Тонкий голосок безымянного цветка | страница 6



Я засмеялся.

— Что, попал? — спросил Сурен Аршакович.

— Десятка.

— Ну и отлично. Вы что-нибудь сделали с эпизодом?

— Не-ет…

— Геночка, если я хожу и думаю, как помочь вам, это не значит что я готов стать на четвереньки, подвязать на шею седло и попросить вас усесться в него. Мы сделали с вами три фильма, может не бог знает каких, но и не самых бездарных. У вас тяжелый характер, но вы меня устраиваете как сценарист. В моем возрасте трудно менять привычки. Тем более сценариста. Я бы хотел, чтобы вы сохранили работоспособность. Остальное меня волнует много меньше. Поэтому я и предложил вам поговорить с моим бутафором. Но это не значит, дорогой мой, что вы можете плевать на мои просьбы. Шурочке нужно добавить несколько реплик. Хорошо?
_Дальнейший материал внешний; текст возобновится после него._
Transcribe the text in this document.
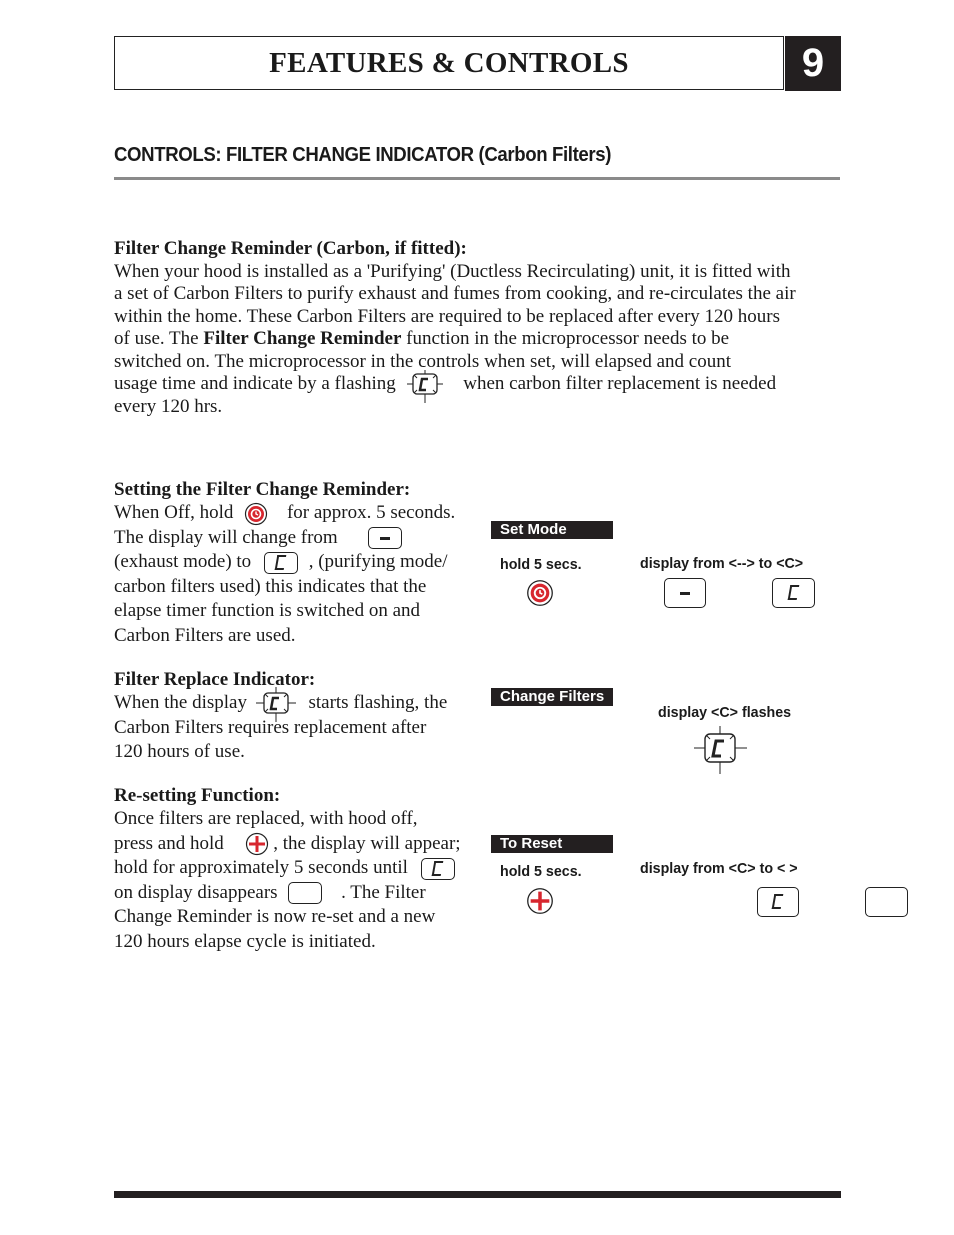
FEATURES & CONTROLS	9
CONTROLS: FILTER CHANGE INDICATOR (Carbon Filters)
Filter Change Reminder (Carbon, if fitted):
When your hood is installed as a 'Purifying' (Ductless Recirculating) unit, it is fitted with
a set of Carbon Filters to purify exhaust and fumes from cooking, and re-circulates the air
within the home. These Carbon Filters are required to be replaced after every 120 hours
of use. The Filter Change Reminder function in the microprocessor needs to be
switched on. The microprocessor in the controls when set, will elapsed and count
usage time and indicate by a flashing	when carbon filter replacement is needed
every 120 hrs.
Setting the Filter Change Reminder:
When Off, hold	for approx. 5 seconds.
The display will change from
(exhaust mode) to	, (purifying mode/
carbon filters used) this indicates that the
elapse timer function is switched on and
Carbon Filters are used.
Filter Replace Indicator:
When the display	starts flashing, the
Carbon Filters requires replacement after
120 hours of use.
Re-setting Function:
Once filters are replaced, with hood off,
press and hold	, the display will appear;
hold for approximately 5 seconds until
on display disappears	. The Filter
Change Reminder is now re-set and a new
120 hours elapse cycle is initiated.
Set Mode
hold 5 secs.	display from <--> to <C>

Change Filters
display <C> flashes
To Reset
hold 5 secs.	display from <C> to < >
— Хорошо, — буркнул я. В жизни я никого еще не ненавидел так, как эту тридцатилетнюю самоуверенную особу, эту почтовую диктаторшу. И зачем только я родил ее на свет божий? Но теперь она жила своей свыше утвержденной жизнью, пробралась даже в режиссерский сценарий, и придушить я ее не мог.

2

Я давно уже установил, что пользующееся лифтом человечество делится на две части: одни, услышав звук открываемой входной двери или увидев человека, бегущего к лифту, делают вид, что никого не замечают, и торопятся побыстрее нажать кнопку. Другие ждут. Ждущих, по моим наблюдениям, меньше. Статистических данных у меня не очень много, но вопрос я изучил довольно глубоко. Инстинкты мои постоянно толкают меня побыстрее захлопнуть дверцу лифта. Интеллект же предупреждает: не будь мелким эгоистом. Обычно побеждает интеллект. Уж очень удобно подождать старуху с двумя авоськами несколько секунд и чувствовать себя после этого благодетелем человечества. Почти доктором Швейцером, лечившим всю жизнь больных где-то в Африке.
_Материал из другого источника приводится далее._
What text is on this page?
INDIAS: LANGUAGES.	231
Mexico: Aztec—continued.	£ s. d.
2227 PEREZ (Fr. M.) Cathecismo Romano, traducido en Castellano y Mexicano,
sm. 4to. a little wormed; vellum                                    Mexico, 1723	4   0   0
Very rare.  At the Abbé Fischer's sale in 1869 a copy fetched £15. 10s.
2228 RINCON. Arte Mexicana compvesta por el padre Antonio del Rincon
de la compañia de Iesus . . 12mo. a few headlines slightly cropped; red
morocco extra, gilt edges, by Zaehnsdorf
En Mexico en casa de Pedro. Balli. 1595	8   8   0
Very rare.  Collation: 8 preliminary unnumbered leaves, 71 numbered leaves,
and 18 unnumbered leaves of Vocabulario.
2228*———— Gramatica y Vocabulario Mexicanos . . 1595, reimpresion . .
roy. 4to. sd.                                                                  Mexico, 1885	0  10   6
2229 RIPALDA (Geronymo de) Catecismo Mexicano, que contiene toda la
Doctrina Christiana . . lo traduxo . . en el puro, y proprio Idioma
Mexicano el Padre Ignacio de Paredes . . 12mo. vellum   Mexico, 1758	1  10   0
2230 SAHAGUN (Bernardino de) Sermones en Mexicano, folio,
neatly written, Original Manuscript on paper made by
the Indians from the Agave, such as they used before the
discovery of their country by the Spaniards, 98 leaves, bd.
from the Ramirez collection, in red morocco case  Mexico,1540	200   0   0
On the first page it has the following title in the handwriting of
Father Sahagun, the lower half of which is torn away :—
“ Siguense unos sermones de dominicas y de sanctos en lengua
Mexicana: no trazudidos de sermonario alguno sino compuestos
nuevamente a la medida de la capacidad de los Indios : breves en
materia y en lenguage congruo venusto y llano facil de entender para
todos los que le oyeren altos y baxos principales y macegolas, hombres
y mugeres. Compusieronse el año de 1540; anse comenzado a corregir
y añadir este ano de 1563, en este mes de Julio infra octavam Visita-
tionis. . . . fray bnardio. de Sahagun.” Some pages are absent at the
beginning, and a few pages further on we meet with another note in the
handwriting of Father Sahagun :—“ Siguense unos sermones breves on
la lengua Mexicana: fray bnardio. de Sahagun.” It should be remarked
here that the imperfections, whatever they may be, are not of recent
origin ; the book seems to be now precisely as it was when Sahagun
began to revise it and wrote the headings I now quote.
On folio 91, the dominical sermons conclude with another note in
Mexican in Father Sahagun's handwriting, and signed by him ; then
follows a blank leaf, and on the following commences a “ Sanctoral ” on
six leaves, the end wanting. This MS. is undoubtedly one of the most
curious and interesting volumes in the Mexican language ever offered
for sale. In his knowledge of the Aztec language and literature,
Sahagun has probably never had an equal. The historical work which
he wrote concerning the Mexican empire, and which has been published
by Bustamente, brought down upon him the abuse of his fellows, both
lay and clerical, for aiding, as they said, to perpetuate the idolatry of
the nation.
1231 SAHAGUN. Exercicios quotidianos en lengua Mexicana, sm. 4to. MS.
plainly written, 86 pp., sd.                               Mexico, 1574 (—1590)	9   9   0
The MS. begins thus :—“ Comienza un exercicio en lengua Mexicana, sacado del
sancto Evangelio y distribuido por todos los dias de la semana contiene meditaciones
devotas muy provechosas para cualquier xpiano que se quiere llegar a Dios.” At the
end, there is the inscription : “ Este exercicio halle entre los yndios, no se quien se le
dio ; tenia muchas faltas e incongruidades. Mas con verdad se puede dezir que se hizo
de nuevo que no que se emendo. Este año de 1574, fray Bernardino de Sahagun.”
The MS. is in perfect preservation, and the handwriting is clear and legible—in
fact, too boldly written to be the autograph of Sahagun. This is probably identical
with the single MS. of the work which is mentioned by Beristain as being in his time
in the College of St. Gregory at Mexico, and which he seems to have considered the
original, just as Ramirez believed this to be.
Я поднимался в лифте вместе со старушкой с двумя авоськами, уютно чувствовал себя доктором Швейцером, и вдруг какой-то вакуум в груди потянул за сердце. Одернулась тоненькая занавесочка, которой дневные дела кое-как прикрыли кошмары предыдущей ночи, и опять я увидел перед собой в туманном зеркале скорбную процессию лиц с глубокими залысинами и светлыми, почти водянистыми глазами. И ночная тоска вцепилась в меня. На этот раз по-хозяйски, не примериваясь, легко.
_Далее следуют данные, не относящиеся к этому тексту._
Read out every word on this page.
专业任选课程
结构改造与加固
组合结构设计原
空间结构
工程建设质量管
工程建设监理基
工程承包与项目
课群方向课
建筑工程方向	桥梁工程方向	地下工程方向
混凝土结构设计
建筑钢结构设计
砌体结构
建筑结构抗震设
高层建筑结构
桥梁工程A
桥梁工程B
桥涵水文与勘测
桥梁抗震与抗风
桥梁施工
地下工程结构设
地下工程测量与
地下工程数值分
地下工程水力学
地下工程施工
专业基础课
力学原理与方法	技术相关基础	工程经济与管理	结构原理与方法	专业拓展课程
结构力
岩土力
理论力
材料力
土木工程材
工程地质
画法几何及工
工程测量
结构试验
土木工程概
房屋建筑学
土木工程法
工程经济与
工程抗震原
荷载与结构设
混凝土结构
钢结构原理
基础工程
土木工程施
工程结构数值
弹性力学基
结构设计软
Я вспомнил, с каким непристойным нетерпением, с детским зудом ждал, когда Катя уедет с маленькой Сашкой к матери. Как волновался на вокзале, чтобы жена не заметила радостный блеск в глазах. Как отдавал мысленно приказ машинисту: ну, давай, трогай. Ничего тебе не сделают, если ты уедешь на десять минут раньше…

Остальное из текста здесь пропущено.